Octavian and others added 30 commits March 27, 2026 01:33
Phrase cache (PR openai#880 / PR openai#900 — proven +0.1 BPB, legal):
- Variable-length suffix matching at 48/36/28/20/16 token probe lengths
- One ctx+full count table pair per probe length (4M buckets each)
- 48-prime XOR hash — unique prime per context position up to length 48
- Dirichlet smoothing: p=(min(fc,cc)+c*neural)/(ctx+c), c=2.0
- Applied inline after n-gram mixing, before NLL conversion
- Score-first: tables updated with chunk tokens AFTER all scoring done

RegimeTracker (PR openai#880):
- Tracks match rate + token diversity over rolling 4096-token window
- Adapts effective phrase concentration: repetitive/boilerplate content
  → lower c (more cache trust); novel prose → higher c (more neural trust)
- Multiplier range [0.7, 1.5], effective_c = base_c / mult

Config improvements:
- WARMDOWN_ITERS=2000 (confirmed best from A/B sweep)
- NGRAM_CHUNK_TOKENS=65536 (PR openai#850, 15x more cache refreshes vs 1M)
- MATRIX_LR=0.03 (PR openai#859)

ARTIFACT_NGRAM=0 remains disabled (legally gray).

Co-Authored-By: Claude Sonnet 4.6 <noreply@anthropic.com>
Siphon trains on -log(α·p_ngram + (1-α)·p_model) instead of standard CE.
GPU-side bigram hash count tables, zero new params, ~0.3ms overhead.
Includes 200s A/B test scripts (on/off) and 600s full run.
WARMDOWN_ITERS=2000 folded in from sweep results.
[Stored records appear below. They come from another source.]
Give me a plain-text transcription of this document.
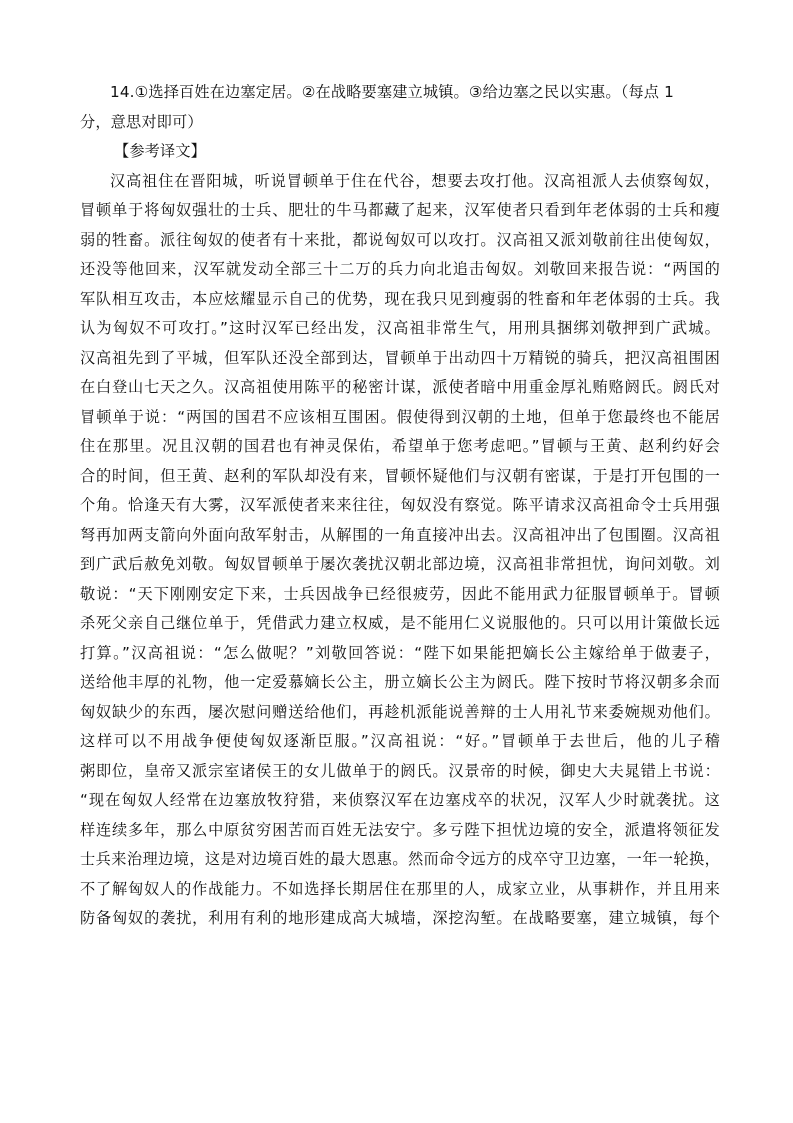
14.①选择百姓在边塞定居。②在战略要塞建立城镇。③给边塞之民以实惠。（每点 1
分，意思对即可）
【参考译文】
汉高祖住在晋阳城，听说冒顿单于住在代谷，想要去攻打他。汉高祖派人去侦察匈奴，
冒顿单于将匈奴强壮的士兵、肥壮的牛马都藏了起来，汉军使者只看到年老体弱的士兵和瘦
弱的牲畜。派往匈奴的使者有十来批，都说匈奴可以攻打。汉高祖又派刘敬前往出使匈奴，
还没等他回来，汉军就发动全部三十二万的兵力向北追击匈奴。刘敬回来报告说：“两国的
军队相互攻击，本应炫耀显示自己的优势，现在我只见到瘦弱的牲畜和年老体弱的士兵。我
认为匈奴不可攻打。”这时汉军已经出发，汉高祖非常生气，用刑具捆绑刘敬押到广武城。
汉高祖先到了平城，但军队还没全部到达，冒顿单于出动四十万精锐的骑兵，把汉高祖围困
在白登山七天之久。汉高祖使用陈平的秘密计谋，派使者暗中用重金厚礼贿赂阏氏。阏氏对
冒顿单于说：“两国的国君不应该相互围困。假使得到汉朝的土地，但单于您最终也不能居
住在那里。况且汉朝的国君也有神灵保佑，希望单于您考虑吧。”冒顿与王黄、赵利约好会
合的时间，但王黄、赵利的军队却没有来，冒顿怀疑他们与汉朝有密谋，于是打开包围的一
个角。恰逢天有大雾，汉军派使者来来往往，匈奴没有察觉。陈平请求汉高祖命令士兵用强
弩再加两支箭向外面向敌军射击，从解围的一角直接冲出去。汉高祖冲出了包围圈。汉高祖
到广武后赦免刘敬。匈奴冒顿单于屡次袭扰汉朝北部边境，汉高祖非常担忧，询问刘敬。刘
敬说：“天下刚刚安定下来，士兵因战争已经很疲劳，因此不能用武力征服冒顿单于。冒顿
杀死父亲自己继位单于，凭借武力建立权威，是不能用仁义说服他的。只可以用计策做长远
打算。”汉高祖说：“怎么做呢？”刘敬回答说：“陛下如果能把嫡长公主嫁给单于做妻子，
送给他丰厚的礼物，他一定爱慕嫡长公主，册立嫡长公主为阏氏。陛下按时节将汉朝多余而
匈奴缺少的东西，屡次慰问赠送给他们，再趁机派能说善辩的士人用礼节来委婉规劝他们。
这样可以不用战争便使匈奴逐渐臣服。”汉高祖说：“好。”冒顿单于去世后，他的儿子稽
粥即位，皇帝又派宗室诸侯王的女儿做单于的阏氏。汉景帝的时候，御史大夫晁错上书说：
“现在匈奴人经常在边塞放牧狩猎，来侦察汉军在边塞戍卒的状况，汉军人少时就袭扰。这
样连续多年，那么中原贫穷困苦而百姓无法安宁。多亏陛下担忧边境的安全，派遣将领征发
士兵来治理边境，这是对边境百姓的最大恩惠。然而命令远方的戍卒守卫边塞，一年一轮换，
不了解匈奴人的作战能力。不如选择长期居住在那里的人，成家立业，从事耕作，并且用来
防备匈奴的袭扰，利用有利的地形建成高大城墙，深挖沟堑。在战略要塞，建立城镇，每个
Co-Authored-By: Claude Sonnet 4.6 <noreply@anthropic.com>
…r shared crawler

Replaces fixed orthogonal loop_pos offsets (UT-style) with a learned
instruction channel derived from the flat encoder's output. The encoder
generates per-token, per-iteration offsets via a low-rank projection
(inst_proj: model_dim → K*inst_dim, inst_up: inst_dim → model_dim per loop).
This resolves the shared-weight gradient conflict from Frugendorff by giving
the crawler a content-aware signal for each loop iteration.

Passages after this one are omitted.